Es palabra del Señor
REFLEXION
Jesús nos dice, a través de Nicodemo, que tenemos que nacer de nuevo: Ciertamente parece complicado, pero si distinguimos el nacimiento carnal del nacimiento espiritual, empezaremos a entender lo que Jesús nos quiere decir. Desde luego no nos dice que tengamos que volver al seno materno, para nacer de nuevo físicamente, sino nacer del Espíritu. En verdad nos cuesta entenderlo porque “hablamos de lo que sabemos y testificamos de lo que hemos visto”. Y eso no lo hemos experimentado
Nos toca “nacer del Espíritu” y como en su momento, Nicodemo, nos preguntamos cómo puede ser eso y las palabras de Jesús no nos ayudan demasiado: Cuando Jesús nos habla de las cosas de la tierra parece que nos cuesta creerlo y, si nos habla de las celestiales, la oscuridad es total. Solamente con un ejercicio de fe absoluta, podemos fiarnos de las palabras de Jesús y tratar de entender lo que nos dice. Es claro que nadie ha subido al cielo y bajado después, salvo el mismo Jesús. Los humanos estamos en una oscuridad total. Puede que estudiemos muchas teologías, que hablemos largo y tendido de los misterios de Dios, pero no dejarán de ser palabras, puras teorías sin apoyo empírico. Seguramente terminaremos diciendo, como Santo Tomás, que “todo lo que hemos pensado sobre Dios, es pura paja”, porque la realidad de Dios queda fuera de las posibilidades de nuestras pobres mentes.
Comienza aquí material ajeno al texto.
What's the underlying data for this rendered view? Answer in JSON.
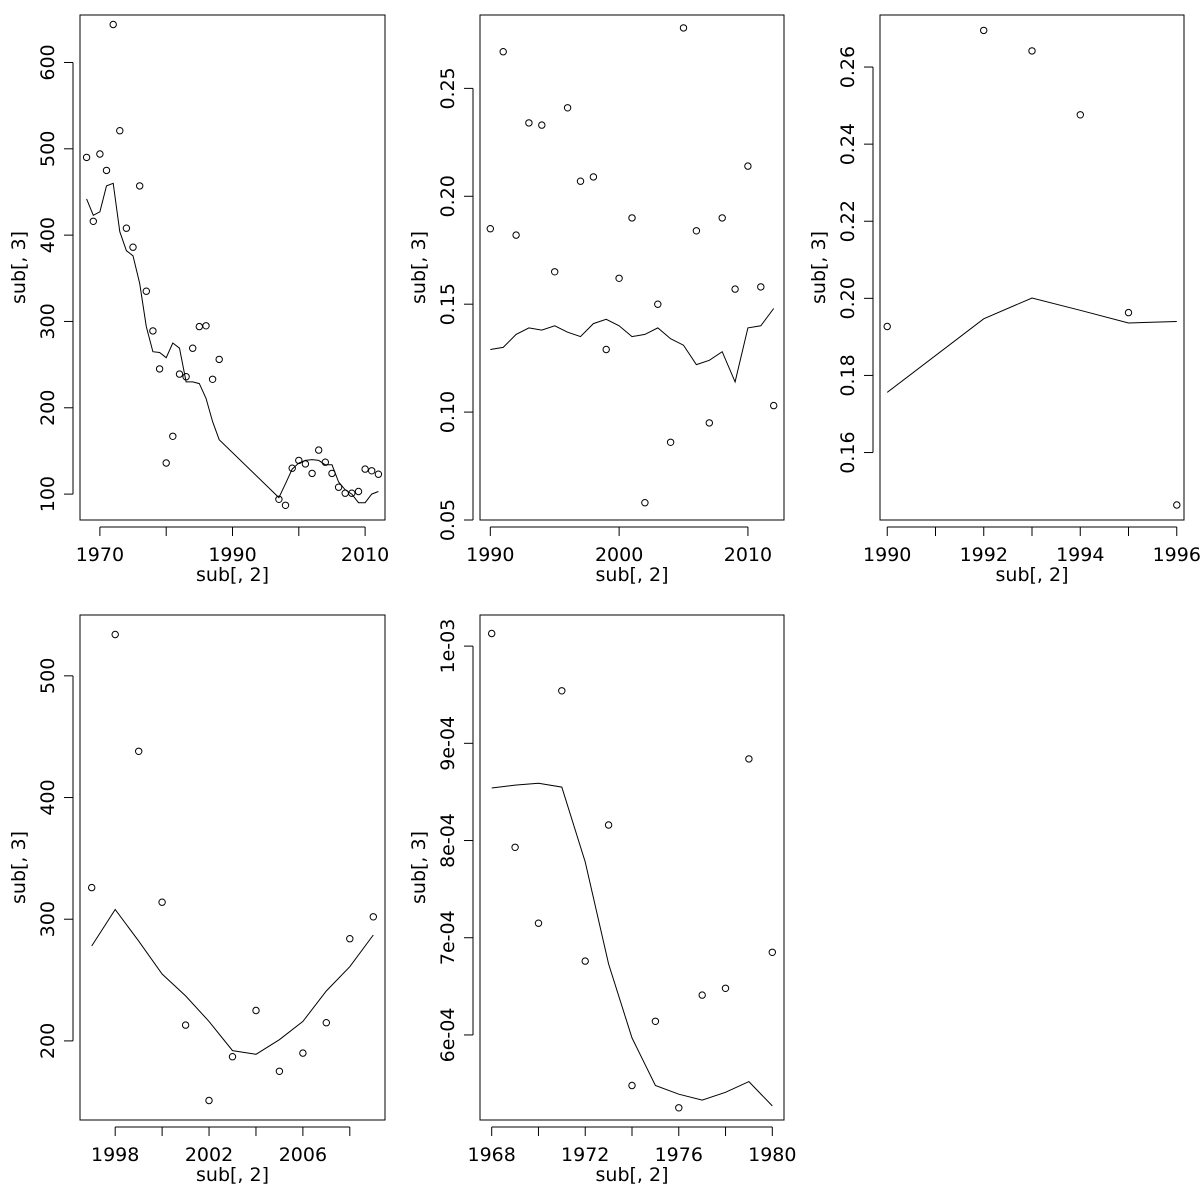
{
  "chart_data": [
    {
      "type": "scatter",
      "title": "",
      "xlabel": "sub[, 2]",
      "ylabel": "sub[, 3]",
      "xlim": [
        1967,
        2013
      ],
      "ylim": [
        70,
        655
      ],
      "xticks": [
        1970,
        1990,
        2010
      ],
      "xtick_labels": [
        "1970",
        "",
        "1990",
        "",
        "2010"
      ],
      "xtick_values": [
        1970,
        1980,
        1990,
        2000,
        2010
      ],
      "yticks": [
        100,
        200,
        300,
        400,
        500,
        600
      ],
      "ytick_labels": [
        "100",
        "200",
        "300",
        "400",
        "500",
        "600"
      ],
      "series": [
        {
          "kind": "points",
          "x": [
            1968,
            1969,
            1970,
            1971,
            1972,
            1973,
            1974,
            1975,
            1976,
            1977,
            1978,
            1979,
            1980,
            1981,
            1982,
            1983,
            1984,
            1985,
            1986,
            1987,
            1988,
            1997,
            1998,
            1999,
            2000,
            2001,
            2002,
            2003,
            2004,
            2005,
            2006,
            2007,
            2008,
            2009,
            2010,
            2011,
            2012
          ],
          "y": [
            490,
            416,
            494,
            475,
            644,
            521,
            408,
            386,
            457,
            335,
            289,
            245,
            136,
            167,
            239,
            236,
            269,
            294,
            295,
            233,
            256,
            94,
            87,
            130,
            139,
            135,
            124,
            151,
            137,
            124,
            108,
            101,
            101,
            103,
            129,
            127,
            123
          ]
        },
        {
          "kind": "line",
          "x": [
            1968,
            1969,
            1970,
            1971,
            1972,
            1973,
            1974,
            1975,
            1976,
            1977,
            1978,
            1979,
            1980,
            1981,
            1982,
            1983,
            1984,
            1985,
            1986,
            1987,
            1988,
            1997,
            1998,
            1999,
            2000,
            2001,
            2002,
            2003,
            2004,
            2005,
            2006,
            2007,
            2008,
            2009,
            2010,
            2011,
            2012
          ],
          "y": [
            442,
            423,
            427,
            457,
            460,
            404,
            382,
            376,
            344,
            294,
            265,
            264,
            258,
            275,
            269,
            230,
            230,
            228,
            211,
            184,
            163,
            96,
            112,
            129,
            136,
            139,
            140,
            139,
            134,
            134,
            114,
            105,
            100,
            90,
            90,
            100,
            103
          ]
        }
      ]
    },
    {
      "type": "scatter",
      "title": "",
      "xlabel": "sub[, 2]",
      "ylabel": "sub[, 3]",
      "xlim": [
        1989.2,
        2012.8
      ],
      "ylim": [
        0.05,
        0.284
      ],
      "xtick_labels": [
        "1990",
        "2000",
        "2010"
      ],
      "xtick_values": [
        1990,
        2000,
        2010
      ],
      "ytick_labels": [
        "0.05",
        "0.10",
        "0.15",
        "0.20",
        "0.25"
      ],
      "ytick_values": [
        0.05,
        0.1,
        0.15,
        0.2,
        0.25
      ],
      "series": [
        {
          "kind": "points",
          "x": [
            1990,
            1991,
            1992,
            1993,
            1994,
            1995,
            1996,
            1997,
            1998,
            1999,
            2000,
            2001,
            2002,
            2003,
            2004,
            2005,
            2006,
            2007,
            2008,
            2009,
            2010,
            2011,
            2012
          ],
          "y": [
            0.185,
            0.267,
            0.182,
            0.234,
            0.233,
            0.165,
            0.241,
            0.207,
            0.209,
            0.129,
            0.162,
            0.19,
            0.058,
            0.15,
            0.086,
            0.278,
            0.184,
            0.095,
            0.19,
            0.157,
            0.214,
            0.158,
            0.103
          ]
        },
        {
          "kind": "line",
          "x": [
            1990,
            1991,
            1992,
            1993,
            1994,
            1995,
            1996,
            1997,
            1998,
            1999,
            2000,
            2001,
            2002,
            2003,
            2004,
            2005,
            2006,
            2007,
            2008,
            2009,
            2010,
            2011,
            2012
          ],
          "y": [
            0.129,
            0.13,
            0.136,
            0.139,
            0.138,
            0.14,
            0.137,
            0.135,
            0.141,
            0.143,
            0.14,
            0.135,
            0.136,
            0.139,
            0.134,
            0.131,
            0.122,
            0.124,
            0.128,
            0.114,
            0.139,
            0.14,
            0.148
          ]
        }
      ]
    },
    {
      "type": "scatter",
      "title": "",
      "xlabel": "sub[, 2]",
      "ylabel": "sub[, 3]",
      "xlim": [
        1989.85,
        1996.15
      ],
      "ylim": [
        0.1425,
        0.2735
      ],
      "xtick_labels": [
        "1990",
        "",
        "1992",
        "",
        "1994",
        "",
        "1996"
      ],
      "xtick_values": [
        1990,
        1991,
        1992,
        1993,
        1994,
        1995,
        1996
      ],
      "ytick_labels": [
        "0.16",
        "0.18",
        "0.20",
        "0.22",
        "0.24",
        "0.26"
      ],
      "ytick_values": [
        0.16,
        0.18,
        0.2,
        0.22,
        0.24,
        0.26
      ],
      "series": [
        {
          "kind": "points",
          "x": [
            1990,
            1992,
            1993,
            1994,
            1995,
            1996
          ],
          "y": [
            0.1927,
            0.2695,
            0.2642,
            0.2476,
            0.1963,
            0.1464
          ]
        },
        {
          "kind": "line",
          "x": [
            1990,
            1992,
            1993,
            1994,
            1995,
            1996
          ],
          "y": [
            0.1756,
            0.1947,
            0.2001,
            0.1969,
            0.1936,
            0.194
          ]
        }
      ]
    },
    {
      "type": "scatter",
      "title": "",
      "xlabel": "sub[, 2]",
      "ylabel": "sub[, 3]",
      "xlim": [
        1996.5,
        2009.5
      ],
      "ylim": [
        135,
        550
      ],
      "xtick_labels": [
        "1998",
        "",
        "2002",
        "",
        "2006",
        ""
      ],
      "xtick_values": [
        1998,
        2000,
        2002,
        2004,
        2006,
        2008
      ],
      "ytick_labels": [
        "200",
        "300",
        "400",
        "500"
      ],
      "ytick_values": [
        200,
        300,
        400,
        500
      ],
      "series": [
        {
          "kind": "points",
          "x": [
            1997,
            1998,
            1999,
            2000,
            2001,
            2002,
            2003,
            2004,
            2005,
            2006,
            2007,
            2008,
            2009
          ],
          "y": [
            326,
            534,
            438,
            314,
            213,
            151,
            187,
            225,
            175,
            190,
            215,
            284,
            302
          ]
        },
        {
          "kind": "line",
          "x": [
            1997,
            1998,
            1999,
            2000,
            2001,
            2002,
            2003,
            2004,
            2005,
            2006,
            2007,
            2008,
            2009
          ],
          "y": [
            278,
            308,
            282,
            255,
            237,
            216,
            192,
            189,
            201,
            216,
            241,
            261,
            287
          ]
        }
      ]
    },
    {
      "type": "scatter",
      "title": "",
      "xlabel": "sub[, 2]",
      "ylabel": "sub[, 3]",
      "xlim": [
        1967.5,
        1980.5
      ],
      "ylim": [
        0.0005125,
        0.001032
      ],
      "xtick_labels": [
        "1968",
        "",
        "1972",
        "",
        "1976",
        "",
        "1980"
      ],
      "xtick_values": [
        1968,
        1970,
        1972,
        1974,
        1976,
        1978,
        1980
      ],
      "ytick_labels": [
        "6e-04",
        "7e-04",
        "8e-04",
        "9e-04",
        "1e-03"
      ],
      "ytick_values": [
        0.0006,
        0.0007,
        0.0008,
        0.0009,
        0.001
      ],
      "series": [
        {
          "kind": "points",
          "x": [
            1968,
            1969,
            1970,
            1971,
            1972,
            1973,
            1974,
            1975,
            1976,
            1977,
            1978,
            1979,
            1980
          ],
          "y": [
            0.001013,
            0.000793,
            0.000715,
            0.000954,
            0.000676,
            0.000816,
            0.000548,
            0.000614,
            0.000525,
            0.000641,
            0.000648,
            0.000884,
            0.000685
          ]
        },
        {
          "kind": "line",
          "x": [
            1968,
            1969,
            1970,
            1971,
            1972,
            1973,
            1974,
            1975,
            1976,
            1977,
            1978,
            1979,
            1980
          ],
          "y": [
            0.000854,
            0.000857,
            0.000859,
            0.000855,
            0.000778,
            0.000673,
            0.000597,
            0.000548,
            0.000539,
            0.000533,
            0.000541,
            0.000552,
            0.000527
          ]
        }
      ]
    }
  ]
}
Termina Jesús dándonos un pre-anuncio de su muerte: el Hijo del Hombre tiene que ser elevado, como hizo Moisés con la serpiente de bronce, para que, si nuestra fe sabe mirarle y verle, podamos aspirar a la vida eterna.
Ese es nuestro sentido, nuestra orientación vital: la fe es nuestra única luz; solo mediante ella podremos decir con convicción: “Señor, yo creo que tu eres el Hijo de Dios y solo tú puedes dármelo a conocer y salvarme”, “porque la santidad es el adorno de tu casa”.